Smart Business Dealmakers talked with her about selling her family business and the journey from executive to coach and investor.
How did you help Weavertown get a strong value?
You have to grow your business, not just top line. You need to improve your bottom line results. I spent a lot of time on bottom line. How can you streamline your business? I believe in lean and mean.
Health and safety are paramount in our organization, so that was important to me, and making sure people are well cared for and well treated. Family businesses are about the people.
Were you happy with the price?
I’m not going to say we had the best value ever. Obviously, we were OK with it because we did sell. What was nice is we didn’t sell under a hardship time. It’s not like we sold in a bad economy. It’s not like we sold when our chips were down.
Everybody probably wants more than what they get. I’ll say that upfront. It’s like trying to sell your house, right? You know what you put into your house, but the buyer coming through might not appreciate your wall selection, your floor materials, your roof, things that you put in.
How did you announce the sale?
Nobody knew we were selling our business, or even thinking about selling. We kept it very private. Very few people knew — the only people that knew, were the people that had to work with the transaction itself. It was under strict confidentiality because I honestly didn’t care if the business got sold or not. I loved what I did.
I think that is a problem for people. Loose lips sink ships and people should stay tight to the vest. So, we did all of our work at night, weekends. During the day, nobody could tell anything was different.
To announce the sale, I rented a room in a hotel. Because we closed Dec. 1, we were going to have our projections for the ’16 calendar year. If something fell through, my plan was to have our company meeting. Our deal did close that day. So, it was announced publicly to everybody at the same time. That was important to me. I wanted everybody to hear it firsthand. I didn’t want it to be in a press release.

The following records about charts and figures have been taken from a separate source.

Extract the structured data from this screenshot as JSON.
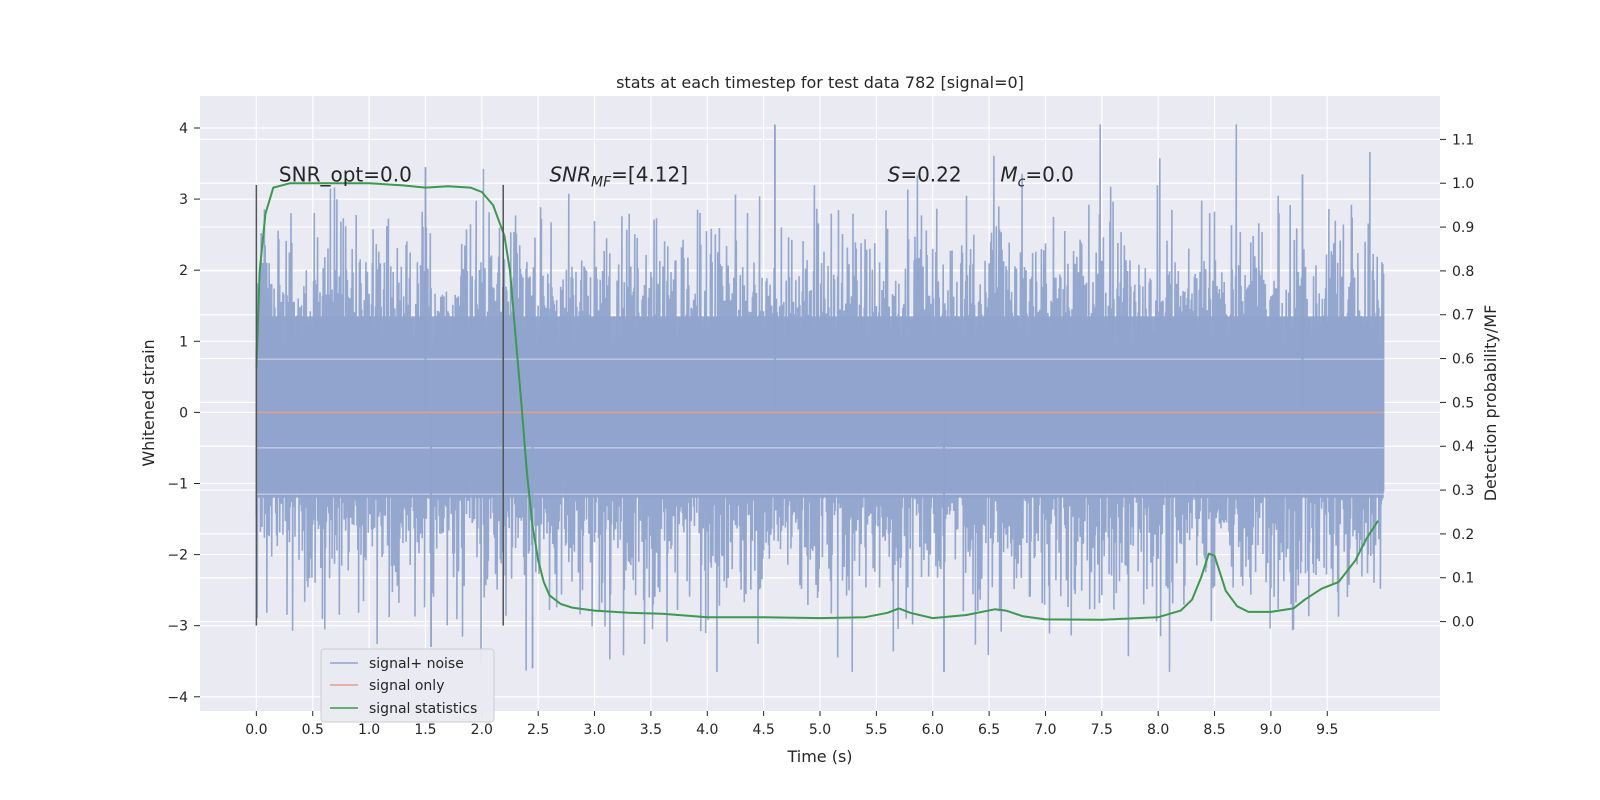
{
  "chart_data": {
    "type": "line",
    "title": "stats at each timestep for test data 782 [signal=0]",
    "xlabel": "Time (s)",
    "ylabel_left": "Whitened strain",
    "ylabel_right": "Detection probability/MF",
    "xlim": [
      -0.5,
      10.5
    ],
    "ylim_left": [
      -4.2,
      4.45
    ],
    "ylim_right": [
      -0.204,
      1.199
    ],
    "x_ticks": [
      0.0,
      0.5,
      1.0,
      1.5,
      2.0,
      2.5,
      3.0,
      3.5,
      4.0,
      4.5,
      5.0,
      5.5,
      6.0,
      6.5,
      7.0,
      7.5,
      8.0,
      8.5,
      9.0,
      9.5
    ],
    "y_ticks_left": [
      4,
      3,
      2,
      1,
      0,
      -1,
      -2,
      -3,
      -4
    ],
    "y_ticks_right": [
      1.1,
      1.0,
      0.9,
      0.8,
      0.7,
      0.6,
      0.5,
      0.4,
      0.3,
      0.2,
      0.1,
      0.0
    ],
    "grid": true,
    "legend_position": "lower-left",
    "annotations": [
      {
        "text": "SNR_opt=0.0",
        "x": 0.2,
        "y": 3.25
      },
      {
        "text": "SNR_MF=[4.12]",
        "x": 2.6,
        "y": 3.25
      },
      {
        "text": "S=0.22",
        "x": 5.6,
        "y": 3.25
      },
      {
        "text": "M_c=0.0",
        "x": 6.6,
        "y": 3.25
      }
    ],
    "vlines": [
      {
        "x": 0.0,
        "ymin": -3.0,
        "ymax": 3.2
      },
      {
        "x": 2.19,
        "ymin": -3.0,
        "ymax": 3.2
      }
    ],
    "series": [
      {
        "name": "signal+ noise",
        "axis": "left",
        "color": "#8fa3cc",
        "kind": "noise",
        "x_range": [
          0.0,
          10.0
        ],
        "approx_std": 0.9,
        "approx_extremes": {
          "max": 4.05,
          "min": -3.65
        }
      },
      {
        "name": "signal only",
        "axis": "left",
        "color": "#e0a18c",
        "x": [
          0.0,
          10.0
        ],
        "y": [
          0.0,
          0.0
        ]
      },
      {
        "name": "signal statistics",
        "axis": "right",
        "color": "#3a9a4e",
        "x": [
          0.0,
          0.03,
          0.08,
          0.15,
          0.3,
          0.6,
          1.0,
          1.3,
          1.5,
          1.7,
          1.9,
          2.0,
          2.1,
          2.2,
          2.25,
          2.3,
          2.35,
          2.4,
          2.45,
          2.5,
          2.55,
          2.6,
          2.7,
          2.8,
          3.0,
          3.3,
          3.6,
          4.0,
          4.5,
          5.0,
          5.4,
          5.6,
          5.7,
          5.8,
          6.0,
          6.3,
          6.55,
          6.65,
          6.8,
          7.0,
          7.5,
          8.0,
          8.2,
          8.3,
          8.38,
          8.45,
          8.5,
          8.55,
          8.6,
          8.7,
          8.8,
          9.0,
          9.2,
          9.3,
          9.45,
          9.6,
          9.75,
          9.85,
          9.95
        ],
        "y": [
          0.58,
          0.8,
          0.93,
          0.99,
          1.0,
          1.0,
          1.0,
          0.995,
          0.99,
          0.993,
          0.99,
          0.98,
          0.95,
          0.88,
          0.8,
          0.65,
          0.5,
          0.34,
          0.22,
          0.14,
          0.09,
          0.06,
          0.04,
          0.032,
          0.025,
          0.02,
          0.018,
          0.01,
          0.01,
          0.008,
          0.01,
          0.02,
          0.03,
          0.02,
          0.008,
          0.015,
          0.028,
          0.025,
          0.012,
          0.005,
          0.004,
          0.01,
          0.025,
          0.05,
          0.1,
          0.155,
          0.15,
          0.11,
          0.07,
          0.035,
          0.022,
          0.022,
          0.03,
          0.05,
          0.075,
          0.09,
          0.14,
          0.19,
          0.23
        ]
      }
    ]
  }
}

Some people thought it was a good thing, and others saw it as not such a great thing.
Was it hard to become an employee for two years in your family’s company?
I looked at it very black and white. When you sell something, you become an employee. I recognized I was an employee, even when I was still the head of our operations, so to speak.
I didn’t really feel a change year one. Year two, I began to notice some changes and, again, I kept it in mind that that was their company then. I was no longer the decision-maker.
Beyond starting to consult and write your book, what else happened post-sale?
When you sell your business, you have new things to think about. Somebody gave me a piece of advice — don’t go into any other deals for a few years, think about it. Because your phone’s going to ring off the hook. There’s a lot of deals. There’s a lot of people that want you to invest in other companies.
I think that’s good advice. I didn’t necessarily take that advice. I did make investments in other companies, and they’re doing well. But I do think, taking the time to digest is worthwhile.
There’s a whole after process — what you do with the funds and how you manage your funds and who you select to manage them for you. I think that’s all very important.
Why is dealmaking and active investing so different?
When you think about deals, the risk is you’re not in charge, right? Unless you’re the largest shareholder or you’re on the board, you’re really just an investor. You want to make sure that you believe in who you’re investing with and do your due diligence.
Somebody said to me, ‘I look at it as black or red. It’s either going to hit or it’s not.’ That’s probably not a bad way to look at it, and if you aren’t willing to lose what you’re going to put in a deal, then you probably shouldn’t go to the dance. Stay on the sidelines.
And then, there’s personal relationships. You have to think about that, too. How are you going to feel about the personal relationship if financially you took a hit? You can’t let that personal relationship be impacted because it’s still something you chose to do.
That goes to transparency and being truthful. You have to be able to look yourself in the mirror and say, ‘That’s on me.’ If so-and-so had an invention and you thought it looked great, and you invested and it goes awry, you still should be friends with that person. You shouldn’t take it out on that person and/or business because you lost money.